We made the assessment from the perspective of a public health system. We collected data either through the clinical and safety data of the pivotal randomised clinical trials of the three medicines or through key informant interviews with country national stakeholders. The length of the treatment for the immune checkpoint inhibitor arm was assumed to be up to 35 cycles, so two years, or until disease progression while for chemotherapy it was between 4-6 cycles.
What we have identified is that the range at which these medicines reach cost effectiveness is between $14 per patient per cycle to around $650 per patient per cycle. What does this mean? It means that if we make the comparison between the current acquisition costs of these medicines in the countries, so in India and South Africa, compared to the price that we have identified as the cost effective price, we need to get a considerable price reduction which is up to… the maximum price reduction that we identified is 93% in India and 85% in South Africa.
However, the good news is that we tried to understand how different techniques that can be applied together such as dose optimisation or vial sharing, if this strategy can be successful in achieving at least partial price reduction and the result was positive. So putting all the evidence together, what we realised is that, yes, the price reduction that is needed to achieve cost effectiveness is relevant, however, different medicines which are as well monoclonal antibodies for cancer treatment, did manage to reach this price rationalisation in the past, such as trastuzumab, and exactly in the countries that we assessed, so India and South Africa. One of the key enablers to reach trastuzumab price rationalisation was really the availability of biosimilar versions of the drug.
So the results show that if biosimilar availability can be matched to dose rationalisation or vial sharing or other strategies such as a shortened duration of treatment, can be successfully and can be put together, combined together, to reach what is the cost effective price that we identified through the assessment.
What are the clinical implications of these findings?
DT: You have clinical implications but also public health implications.
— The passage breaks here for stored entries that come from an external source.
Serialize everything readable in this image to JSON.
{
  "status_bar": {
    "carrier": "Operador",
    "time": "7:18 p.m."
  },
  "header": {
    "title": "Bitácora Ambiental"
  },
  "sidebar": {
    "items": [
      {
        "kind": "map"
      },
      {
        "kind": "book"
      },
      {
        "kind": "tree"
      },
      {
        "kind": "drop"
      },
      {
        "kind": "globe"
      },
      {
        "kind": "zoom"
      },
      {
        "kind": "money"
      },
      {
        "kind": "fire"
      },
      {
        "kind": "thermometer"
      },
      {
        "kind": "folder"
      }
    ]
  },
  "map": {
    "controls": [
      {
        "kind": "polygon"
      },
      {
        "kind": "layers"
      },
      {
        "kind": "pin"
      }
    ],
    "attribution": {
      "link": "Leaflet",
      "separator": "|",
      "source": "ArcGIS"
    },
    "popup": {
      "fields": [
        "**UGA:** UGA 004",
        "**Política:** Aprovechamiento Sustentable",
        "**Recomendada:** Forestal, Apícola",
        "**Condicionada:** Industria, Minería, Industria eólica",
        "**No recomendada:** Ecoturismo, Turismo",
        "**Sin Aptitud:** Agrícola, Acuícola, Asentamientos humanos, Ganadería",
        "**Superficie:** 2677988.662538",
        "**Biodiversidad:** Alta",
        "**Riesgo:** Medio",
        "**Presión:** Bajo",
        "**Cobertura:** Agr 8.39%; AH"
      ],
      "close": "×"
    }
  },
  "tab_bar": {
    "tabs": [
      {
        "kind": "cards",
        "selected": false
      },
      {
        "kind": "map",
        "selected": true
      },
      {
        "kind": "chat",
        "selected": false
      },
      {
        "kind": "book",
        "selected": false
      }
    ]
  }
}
Because at this point, and for the first time, we have a benchmark for which we can understand what is a fair pricing for the access to immunotherapy in low- and middle-income countries and broadly at the global level. We know where to set a trade-off to understand what is the balance between the access and sustainability of the healthcare that can inform the national policies for the pharmaceutical policies to uptake and invest on this new, high-value immunotherapy now that immunotherapy is coming towards becoming something very relevant for global health we need strategies to improve and optimise the access.
This is really the first time that we have a benchmark to understand where to work around which is the goal eventually for a fair pricing for immunotherapy in lung cancer.